O termo “Clínica” vem do latim, de “Inclinare”, o que é uma alusão ao ato de um curador de se inclinar atenciosa e meticulosamente sobre um paciente. Significa também que o ato de tratar um paciente exige uma atenção dedicada sobre ele. O paciente perdoa muita coisa no médico, até os seus erros, mas não perdoa displicência. São vários os tipos de Atenção que podemos ativar e exercer em nosso dia a dia, Podemos manifestar a desatenção também numa série de contextos, mas não vai ser esse o assunto deste post.
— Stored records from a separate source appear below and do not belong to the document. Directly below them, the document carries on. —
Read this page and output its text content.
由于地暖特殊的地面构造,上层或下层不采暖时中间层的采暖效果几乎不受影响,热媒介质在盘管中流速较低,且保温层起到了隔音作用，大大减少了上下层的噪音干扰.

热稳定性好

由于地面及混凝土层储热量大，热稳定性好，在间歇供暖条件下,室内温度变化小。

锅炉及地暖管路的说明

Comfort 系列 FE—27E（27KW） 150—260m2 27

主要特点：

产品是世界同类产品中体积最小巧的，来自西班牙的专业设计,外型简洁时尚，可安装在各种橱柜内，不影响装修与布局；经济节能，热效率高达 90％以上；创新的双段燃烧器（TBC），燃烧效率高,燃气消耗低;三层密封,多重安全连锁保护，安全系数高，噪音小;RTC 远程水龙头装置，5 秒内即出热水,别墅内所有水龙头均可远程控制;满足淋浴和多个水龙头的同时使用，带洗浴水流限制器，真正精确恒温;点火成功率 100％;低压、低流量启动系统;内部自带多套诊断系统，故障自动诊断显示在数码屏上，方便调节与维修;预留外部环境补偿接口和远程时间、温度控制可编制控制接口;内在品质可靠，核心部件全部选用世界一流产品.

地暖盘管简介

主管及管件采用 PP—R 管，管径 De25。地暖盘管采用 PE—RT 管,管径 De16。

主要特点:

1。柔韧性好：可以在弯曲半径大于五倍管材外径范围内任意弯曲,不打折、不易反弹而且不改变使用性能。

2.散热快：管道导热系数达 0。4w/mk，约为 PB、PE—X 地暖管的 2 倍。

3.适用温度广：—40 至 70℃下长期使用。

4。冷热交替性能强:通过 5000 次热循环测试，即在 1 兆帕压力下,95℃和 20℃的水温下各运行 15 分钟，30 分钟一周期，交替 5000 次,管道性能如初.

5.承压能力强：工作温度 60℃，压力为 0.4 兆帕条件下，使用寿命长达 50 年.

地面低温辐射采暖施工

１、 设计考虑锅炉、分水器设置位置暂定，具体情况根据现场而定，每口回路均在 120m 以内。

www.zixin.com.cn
Foi anunciada hoje a morte do neurologista e neurocientista Oliver Sacks, morte que já havia sido anunciada pelo próprio há alguns meses, após recidiva de um Câncer maligno que caprichosamente brotara atrás de seu olho. Oliver fez um artigo em que anunciava a sua atitude serena e quase perplexa diante do fim de sua vida. Não dá para deixar de notar a mesma curiosidade perplexa que marcou a sua vida como médico e como escritor. Casos neurológicos que marcavam os limites de nosso conhecimento, como do artista plástico que deixou de enxergar cores ou do homem que confundiu a sua mulher com um chapéu. Oliver Sacks era dessa forma um romancista médico, um cronista do absurdo das lesões e das estratégias de sobrevivência, das histórias de dor e de heroísmo que todo médico presencia em seu dia a dia. Presencia e nem sempre registra. Oliver Sacks sabia também que seu método representava uma Medicina que perdeu a sua capacidade descritiva e passou a compilar evidências como um detetive digital. A sua Medicina provavelmente resiste na prática de alguns médicos que ainda gostam de se inclinar sobre os casos e, sobretudo, sobre as suas dúvidas.
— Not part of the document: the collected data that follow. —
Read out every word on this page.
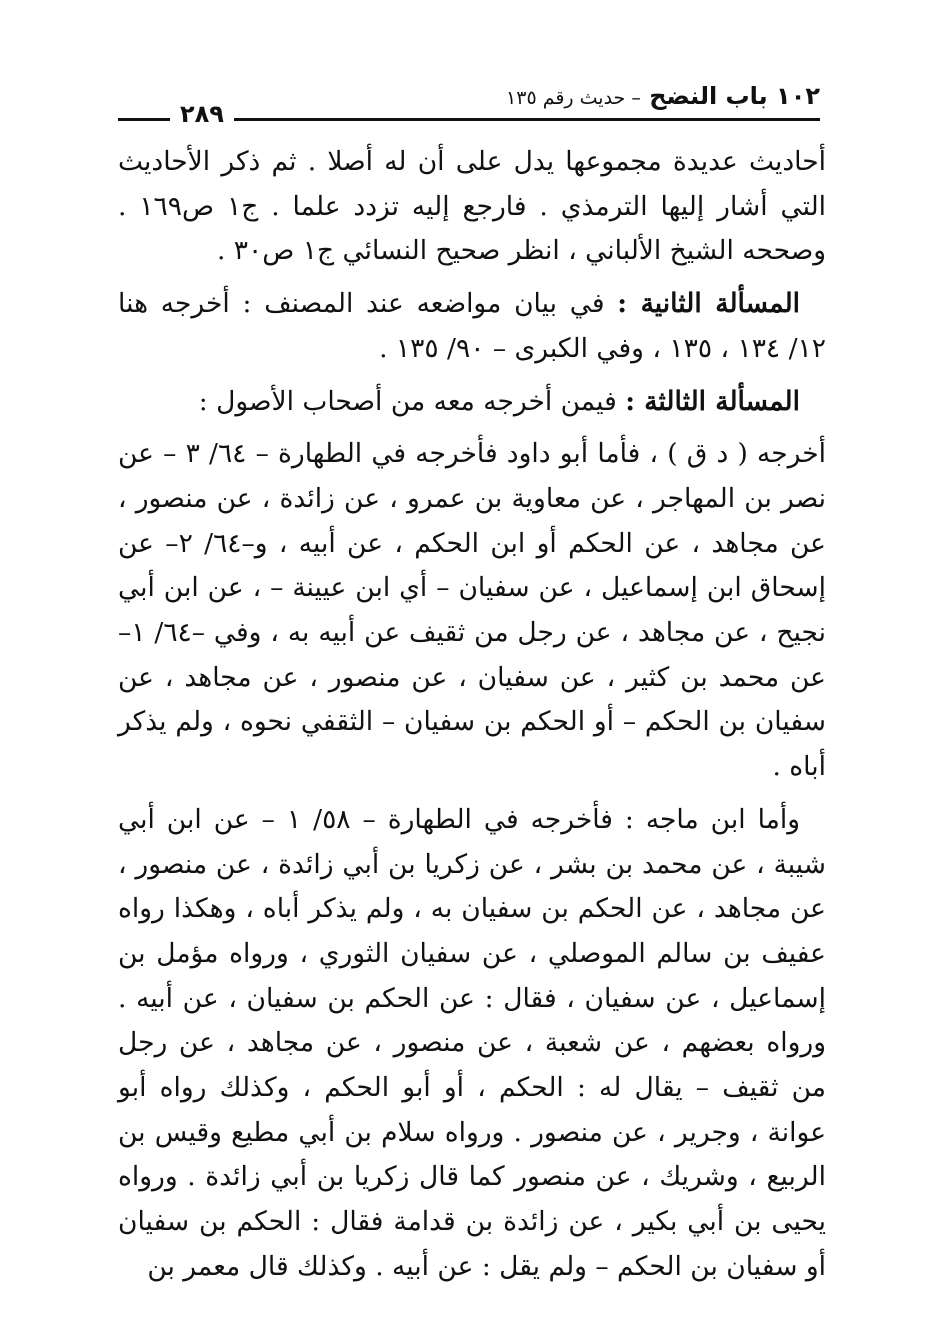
١٠٢ باب النضح – حديث رقم ١٣٥
٢٨٩

أحاديث عديدة مجموعها يدل على أن له أصلا . ثم ذكر الأحاديث التي أشار إليها الترمذي . فارجع إليه تزدد علما . ج١ ص١٦٩ . وصححه الشيخ الألباني ، انظر صحيح النسائي ج١ ص٣٠ .

المسألة الثانية : في بيان مواضعه عند المصنف : أخرجه هنا ١٢/ ١٣٤ ، ١٣٥ ، وفي الكبرى – ٩٠/ ١٣٥ .

المسألة الثالثة : فيمن أخرجه معه من أصحاب الأصول :

أخرجه ( د ق ) ، فأما أبو داود فأخرجه في الطهارة – ٦٤/ ٣ – عن نصر بن المهاجر ، عن معاوية بن عمرو ، عن زائدة ، عن منصور ، عن مجاهد ، عن الحكم أو ابن الحكم ، عن أبيه ، و–٦٤/ ٢– عن إسحاق ابن إسماعيل ، عن سفيان – أي ابن عيينة – ، عن ابن أبي نجيح ، عن مجاهد ، عن رجل من ثقيف عن أبيه به ، وفي –٦٤/ ١– عن محمد بن كثير ، عن سفيان ، عن منصور ، عن مجاهد ، عن سفيان بن الحكم – أو الحكم بن سفيان – الثقفي نحوه ، ولم يذكر أباه .

وأما ابن ماجه : فأخرجه في الطهارة – ٥٨/ ١ – عن ابن أبي شيبة ، عن محمد بن بشر ، عن زكريا بن أبي زائدة ، عن منصور ، عن مجاهد ، عن الحكم بن سفيان به ، ولم يذكر أباه ، وهكذا رواه عفيف بن سالم الموصلي ، عن سفيان الثوري ، ورواه مؤمل بن إسماعيل ، عن سفيان ، فقال : عن الحكم بن سفيان ، عن أبيه . ورواه بعضهم ، عن شعبة ، عن منصور ، عن مجاهد ، عن رجل من ثقيف – يقال له : الحكم ، أو أبو الحكم ، وكذلك رواه أبو عوانة ، وجرير ، عن منصور . ورواه سلام بن أبي مطيع وقيس بن الربيع ، وشريك ، عن منصور كما قال زكريا بن أبي زائدة . ورواه يحيى بن أبي بكير ، عن زائدة بن قدامة فقال : الحكم بن سفيان أو سفيان بن الحكم – ولم يقل : عن أبيه . وكذلك قال معمر بن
Um dos meus heróis na Psiquiatria foi o filósofo e fenomenologista Karl Jaspers. Jaspers morava dentro dos asilos para os então alienados. Sem tratamentos eficazes para ajudar aquelas pessoas, ele e outros práticos descreviam meticulosamente, exaustivamente, tudo o que eles viam acontecer na doença dessas pessoas. Jaspers defendia algo muito fora de moda hoje em dia, mas completamente vital para qualquer profissional de cura, que é aprender a ver o mundo com os olhos daquele que está doente. A sua Compreensibilidade continua sendo o padrão ouro de minha prática, e acredito que isso está bem descrito nesses mais de quinhentos posts desse mal teclado blog.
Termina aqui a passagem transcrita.